Municipalité de Lausanne, Secrétariat municipal, place de la Palud 2, 1003 Lausanne, représentée par Me Daniel Guignard, avocat,
Objet Abandon d'un projet de plan de quartier,
recours contre l'arrêt de la Cour de droit administratif et public du Tribunal cantonal du canton de Vaud du 6 décembre 2023 (AC.2022.0267, AC.2022.0268, AC.2022.0269).
Faits :
A.
A.________ et B.________ sont propriétaires de la parcelle n o 7'319 de la Commune de Lausanne située à la route de Berne R.; d'une surface de 678 m 2, le bien-fonds supporte un bâtiment d'habitation de 85 m 2 au sol ainsi qu'un garage de 18 m 2. A. est également propriétaire de la parcelle n o 7'320 à la route de Berne S.________. D'une superficie de 525 m 2, cette dernière comporte une habitation de 80 m 2 au sol et un garage de 36 m 2.
D.________ SA est propriétaire de la parcelle n o 7'321, à la route de Berne T.________; ce bien-fonds, d'une surface de 1'206 m 2, supporte une habitation de 78 m 2, un bâtiment de 14 m 2 ainsi qu'un garage.
Ces terrains, auxquels il faut encore ajouter les parcelles n os 7'318 et 7'323 situées respectivement à la route de Berne U.________ et V.________, sont contigus les uns aux autres; ils forment un compartiment du territoire délimité au sud par la route de Berne, à l'est par la limite de la frontière communale d'Épalinges, au nord par une falaise arborisée et à l'ouest par l'accès privé à la parcelle n o 7'318. Ces biens-fonds sont desservis par la route de Berne.
Selon le plan général d'affectation et plan des zones adopté par le Conseil communal de Lausanne le 22 novembre 2005, approuvé préalablement par le département compétent le 4 mai 2006, et mis en vigueur le 26 juin 2006 (ci-après: PGA 2006), ces terrains sont classés en zone mixte de moyenne densité, affectée notamment à l'habitation, à l'artisanat, aux constructions et installations publiques, ainsi qu'aux équipements destinés au sport, aux loisirs, au tourisme et au délassement.
B.
Le 30 septembre 2009, les propriétaires de ces différentes parcelles ont demandé à la Municipalité de Lausanne d'établir un plan de quartier dans lequel elles seraient englobées. Par décision du 23 novembre 2009, la municipalité a refusé d'entrer en matière.
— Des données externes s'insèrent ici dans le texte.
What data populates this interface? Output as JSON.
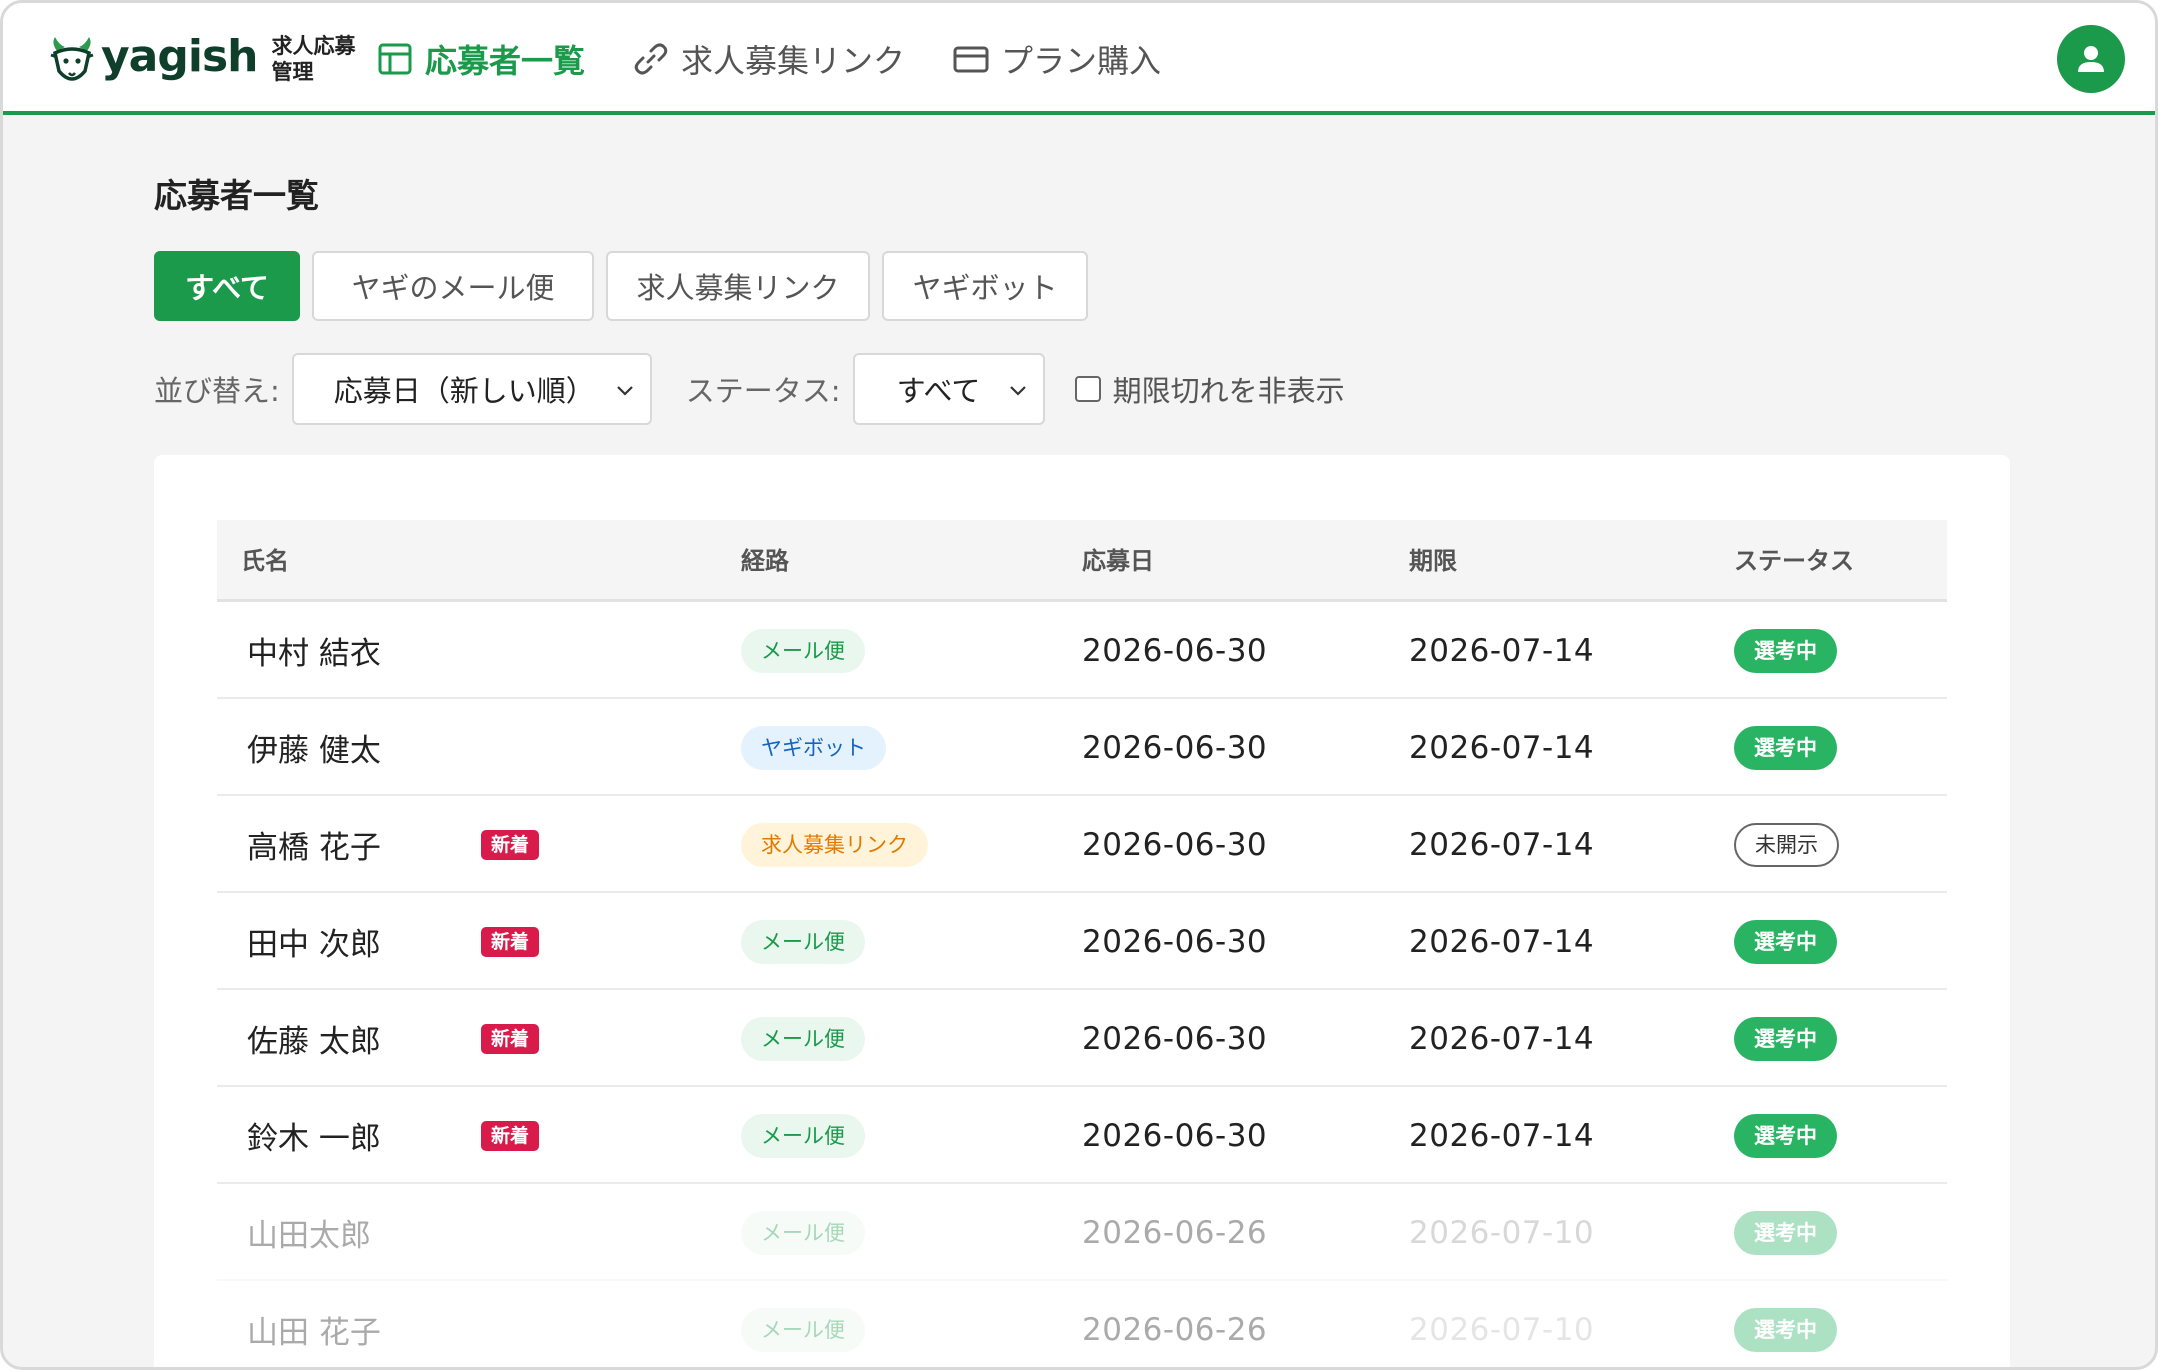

Sur recours, par arrêt du 17 mai 2010, la Cour de droit administratif et public du Tribunal cantonal du canton de Vaud a annulé cette décision et renvoyé le dossier à la municipalité. La cour cantonale a considéré que la demande d'établissement d'un plan de quartier s'inscrivait dans les principes et objectifs du plan directeur cantonal en poursuivant notamment la densification de ce secteur stratégique; un tel plan permettait en outre l'étude et l'organisation rationnelle des accès ainsi que de prévoir des affectations et constructions conformes aux exigences de la réglementation fédérale en matière de protection contre le bruit. Le 16 décembre 2010, le Tribunal fédéral a rejeté les recours déposé contre cet arrêt cantonal (causes 1C_300/2010 et 1C_302/2010).
C.
La procédure a été reprise par la municipalité. Dans ce cadre, A., par l'intermédiaire de C. SA, lui a notamment remis, le 1 er avril 2012, un document intitulé "Études préliminaires pour l'établissement d'un plan de quartier". Dans l'intervalle, le 3 février 2012, D.________ SA a déposé une demande d'autorisation préalable d'implantation pour la construction d'un bâtiment de 17 logements sur la parcelle n o 7'321, demande refusée par décision municipale du 21 décembre 2012.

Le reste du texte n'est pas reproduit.